Penn officials learned of the Midlands tape in June 1998 when a concerned wrestler from another college sent a copy to a Penn wrestler, who notified his coach.
``As you can imagine, some of our wrestlers were not amused by this, and their parents were not amused,'' Wildes said.
The university launched an investigation and also notified the FBI, Wildes said. The FBI had been alerted about similar tapes in 1995 by an official at Northwestern University, according to Wildes, who worked at Northwestern at the time.
But the tapes could not be traced, and university officials discovered that even if they had a suspect, no law in Pennsylvania at the time would have prohibited such taping.
Now, however, there is an applicable law.

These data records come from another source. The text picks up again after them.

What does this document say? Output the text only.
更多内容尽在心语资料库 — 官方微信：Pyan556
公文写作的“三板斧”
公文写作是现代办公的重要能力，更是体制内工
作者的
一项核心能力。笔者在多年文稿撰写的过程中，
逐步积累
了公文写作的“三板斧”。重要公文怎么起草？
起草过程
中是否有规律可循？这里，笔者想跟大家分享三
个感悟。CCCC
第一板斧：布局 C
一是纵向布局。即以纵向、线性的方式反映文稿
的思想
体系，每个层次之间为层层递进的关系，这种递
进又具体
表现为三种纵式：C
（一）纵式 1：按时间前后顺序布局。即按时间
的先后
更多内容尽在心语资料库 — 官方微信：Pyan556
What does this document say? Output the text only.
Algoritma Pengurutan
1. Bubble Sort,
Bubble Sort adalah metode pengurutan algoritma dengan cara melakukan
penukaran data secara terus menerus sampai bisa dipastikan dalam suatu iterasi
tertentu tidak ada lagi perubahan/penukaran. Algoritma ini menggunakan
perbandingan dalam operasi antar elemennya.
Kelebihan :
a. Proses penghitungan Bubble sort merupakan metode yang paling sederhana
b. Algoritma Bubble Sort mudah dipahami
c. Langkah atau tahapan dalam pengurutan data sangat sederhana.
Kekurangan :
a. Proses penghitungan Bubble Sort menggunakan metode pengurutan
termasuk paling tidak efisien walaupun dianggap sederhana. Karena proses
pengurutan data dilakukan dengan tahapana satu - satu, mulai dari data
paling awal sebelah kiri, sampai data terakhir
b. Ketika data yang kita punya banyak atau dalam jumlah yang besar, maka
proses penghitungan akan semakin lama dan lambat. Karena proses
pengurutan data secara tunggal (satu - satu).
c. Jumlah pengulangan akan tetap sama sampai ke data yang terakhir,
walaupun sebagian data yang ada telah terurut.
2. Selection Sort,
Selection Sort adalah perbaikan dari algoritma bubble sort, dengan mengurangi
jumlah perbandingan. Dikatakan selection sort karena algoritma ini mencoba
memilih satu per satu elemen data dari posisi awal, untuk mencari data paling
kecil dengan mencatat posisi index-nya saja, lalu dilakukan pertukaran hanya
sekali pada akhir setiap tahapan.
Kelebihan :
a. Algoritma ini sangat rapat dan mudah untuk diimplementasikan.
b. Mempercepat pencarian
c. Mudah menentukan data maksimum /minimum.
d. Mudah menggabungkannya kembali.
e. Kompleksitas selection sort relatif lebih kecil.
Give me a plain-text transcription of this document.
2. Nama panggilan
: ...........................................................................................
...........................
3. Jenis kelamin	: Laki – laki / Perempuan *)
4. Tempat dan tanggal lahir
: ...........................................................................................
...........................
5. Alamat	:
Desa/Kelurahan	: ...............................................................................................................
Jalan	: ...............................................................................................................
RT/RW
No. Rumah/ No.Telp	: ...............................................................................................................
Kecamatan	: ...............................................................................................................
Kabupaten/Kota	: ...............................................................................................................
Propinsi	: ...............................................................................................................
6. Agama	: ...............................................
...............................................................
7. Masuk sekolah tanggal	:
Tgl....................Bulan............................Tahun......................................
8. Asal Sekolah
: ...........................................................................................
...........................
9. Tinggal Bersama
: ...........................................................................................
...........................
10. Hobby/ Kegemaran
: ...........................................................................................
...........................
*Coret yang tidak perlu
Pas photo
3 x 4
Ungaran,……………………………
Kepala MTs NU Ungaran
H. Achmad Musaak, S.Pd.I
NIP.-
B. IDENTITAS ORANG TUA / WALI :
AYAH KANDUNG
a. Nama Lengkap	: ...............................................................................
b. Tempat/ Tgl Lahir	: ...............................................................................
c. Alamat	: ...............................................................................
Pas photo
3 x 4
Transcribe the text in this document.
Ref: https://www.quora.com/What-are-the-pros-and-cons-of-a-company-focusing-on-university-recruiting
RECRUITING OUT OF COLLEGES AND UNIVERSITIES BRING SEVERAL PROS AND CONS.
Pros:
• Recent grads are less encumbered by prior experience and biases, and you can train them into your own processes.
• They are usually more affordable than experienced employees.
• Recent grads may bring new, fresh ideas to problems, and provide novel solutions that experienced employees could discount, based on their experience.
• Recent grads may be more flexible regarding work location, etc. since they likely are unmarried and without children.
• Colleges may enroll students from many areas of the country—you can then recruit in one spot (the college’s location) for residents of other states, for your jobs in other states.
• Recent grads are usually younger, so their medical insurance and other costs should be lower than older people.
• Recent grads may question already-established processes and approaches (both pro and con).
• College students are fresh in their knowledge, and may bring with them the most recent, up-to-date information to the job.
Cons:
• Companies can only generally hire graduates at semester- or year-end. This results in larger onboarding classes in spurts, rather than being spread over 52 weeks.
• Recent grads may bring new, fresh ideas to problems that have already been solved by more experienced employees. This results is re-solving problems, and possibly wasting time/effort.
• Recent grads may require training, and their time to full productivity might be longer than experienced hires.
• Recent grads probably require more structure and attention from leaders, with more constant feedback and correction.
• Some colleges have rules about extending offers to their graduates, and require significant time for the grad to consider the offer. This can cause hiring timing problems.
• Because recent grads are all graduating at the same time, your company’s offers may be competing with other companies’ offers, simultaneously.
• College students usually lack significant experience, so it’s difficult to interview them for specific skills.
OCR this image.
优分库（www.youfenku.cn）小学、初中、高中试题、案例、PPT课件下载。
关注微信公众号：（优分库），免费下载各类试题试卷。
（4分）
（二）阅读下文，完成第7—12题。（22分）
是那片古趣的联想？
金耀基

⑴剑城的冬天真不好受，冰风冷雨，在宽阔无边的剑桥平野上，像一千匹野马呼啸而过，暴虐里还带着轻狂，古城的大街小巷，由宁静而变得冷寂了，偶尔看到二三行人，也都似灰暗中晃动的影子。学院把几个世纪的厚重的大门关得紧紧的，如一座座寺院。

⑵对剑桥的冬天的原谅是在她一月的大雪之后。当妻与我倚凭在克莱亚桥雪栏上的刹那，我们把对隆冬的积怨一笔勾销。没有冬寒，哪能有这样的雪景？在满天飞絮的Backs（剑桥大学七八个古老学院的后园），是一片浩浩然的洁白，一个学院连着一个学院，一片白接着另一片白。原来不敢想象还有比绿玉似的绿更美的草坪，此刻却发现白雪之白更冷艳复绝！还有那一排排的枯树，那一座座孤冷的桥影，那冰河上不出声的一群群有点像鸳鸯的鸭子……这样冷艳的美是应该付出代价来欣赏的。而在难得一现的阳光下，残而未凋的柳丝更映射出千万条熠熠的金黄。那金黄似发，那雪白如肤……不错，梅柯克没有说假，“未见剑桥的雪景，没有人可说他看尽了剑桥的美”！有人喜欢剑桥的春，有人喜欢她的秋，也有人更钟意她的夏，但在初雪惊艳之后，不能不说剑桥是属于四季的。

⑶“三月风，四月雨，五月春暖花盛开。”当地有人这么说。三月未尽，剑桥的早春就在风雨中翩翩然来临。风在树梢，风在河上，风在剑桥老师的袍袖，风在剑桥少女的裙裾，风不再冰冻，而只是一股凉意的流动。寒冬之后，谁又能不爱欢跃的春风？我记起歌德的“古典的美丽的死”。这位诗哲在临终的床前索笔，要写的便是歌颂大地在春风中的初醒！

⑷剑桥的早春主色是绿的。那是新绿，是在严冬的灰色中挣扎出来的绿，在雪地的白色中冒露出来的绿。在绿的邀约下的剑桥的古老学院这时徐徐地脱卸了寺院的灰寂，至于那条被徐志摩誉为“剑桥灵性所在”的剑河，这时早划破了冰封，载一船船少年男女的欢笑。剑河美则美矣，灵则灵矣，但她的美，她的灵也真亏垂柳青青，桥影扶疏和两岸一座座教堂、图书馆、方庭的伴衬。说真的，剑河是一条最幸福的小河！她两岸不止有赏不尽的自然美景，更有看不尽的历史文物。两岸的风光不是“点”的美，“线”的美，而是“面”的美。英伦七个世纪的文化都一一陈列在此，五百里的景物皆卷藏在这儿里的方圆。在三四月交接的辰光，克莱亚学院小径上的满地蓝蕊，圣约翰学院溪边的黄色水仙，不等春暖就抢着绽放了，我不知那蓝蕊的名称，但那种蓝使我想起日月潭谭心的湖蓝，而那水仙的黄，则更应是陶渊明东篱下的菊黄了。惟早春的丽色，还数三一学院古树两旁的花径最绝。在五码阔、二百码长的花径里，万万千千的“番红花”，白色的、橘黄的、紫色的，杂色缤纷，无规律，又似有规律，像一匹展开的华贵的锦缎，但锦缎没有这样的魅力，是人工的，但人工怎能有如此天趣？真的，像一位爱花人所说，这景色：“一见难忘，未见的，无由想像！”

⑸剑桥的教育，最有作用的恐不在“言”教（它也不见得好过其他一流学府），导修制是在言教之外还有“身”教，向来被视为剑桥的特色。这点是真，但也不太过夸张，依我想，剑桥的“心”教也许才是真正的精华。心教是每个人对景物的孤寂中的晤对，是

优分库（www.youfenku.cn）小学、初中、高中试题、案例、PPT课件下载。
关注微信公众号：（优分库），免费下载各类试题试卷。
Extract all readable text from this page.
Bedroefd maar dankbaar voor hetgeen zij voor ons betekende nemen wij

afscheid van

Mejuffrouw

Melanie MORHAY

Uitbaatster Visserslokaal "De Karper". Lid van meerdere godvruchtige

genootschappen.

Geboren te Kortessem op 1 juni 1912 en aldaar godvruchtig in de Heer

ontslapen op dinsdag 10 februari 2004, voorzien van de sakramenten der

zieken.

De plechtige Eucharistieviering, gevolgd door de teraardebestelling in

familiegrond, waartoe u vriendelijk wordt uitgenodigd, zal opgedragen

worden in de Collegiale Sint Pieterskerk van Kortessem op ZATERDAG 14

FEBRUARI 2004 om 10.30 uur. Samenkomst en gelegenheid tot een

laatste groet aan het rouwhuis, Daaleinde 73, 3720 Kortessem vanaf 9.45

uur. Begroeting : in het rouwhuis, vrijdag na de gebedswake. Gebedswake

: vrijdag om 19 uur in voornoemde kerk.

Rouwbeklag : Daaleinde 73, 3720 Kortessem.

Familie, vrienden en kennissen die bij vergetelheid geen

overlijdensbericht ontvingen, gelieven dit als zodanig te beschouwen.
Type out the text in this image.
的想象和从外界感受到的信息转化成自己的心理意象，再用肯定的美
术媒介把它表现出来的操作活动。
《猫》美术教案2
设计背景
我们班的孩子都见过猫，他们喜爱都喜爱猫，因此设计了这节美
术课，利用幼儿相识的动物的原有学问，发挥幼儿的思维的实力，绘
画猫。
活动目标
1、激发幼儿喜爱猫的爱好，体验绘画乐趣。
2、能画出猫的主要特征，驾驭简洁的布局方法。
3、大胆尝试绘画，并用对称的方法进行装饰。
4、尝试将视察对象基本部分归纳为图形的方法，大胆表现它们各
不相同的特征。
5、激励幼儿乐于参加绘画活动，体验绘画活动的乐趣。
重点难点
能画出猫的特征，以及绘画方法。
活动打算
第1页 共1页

A Delaware County lawyer accused of secretly taping women in the bathroom of his house was charged last month with invasion of privacy and illegal wiretapping under a statute passed last May.
Wildes said the university would welcome any information on the old tapes or any new ones.
``It's reprehensible that something like this was done to our wrestlers,'' he said.
He said the videotapes were distributed on a Web site called Young Studs Online, which charges $7.95 a month and boasts: ``We proudly feature the Internet's largest collection on the web of hidden camera locker room photos!''
Wildes said the incident had not damaged morale on the team, which placed 11th in the nation this season.
In men's locker rooms, he added, athletes are used to changing and showering as all kinds of people come and go: teammates, coaches, trainers, sportswriters.
``A guy comes in with a bag, you wouldn't even give him a look,'' he said.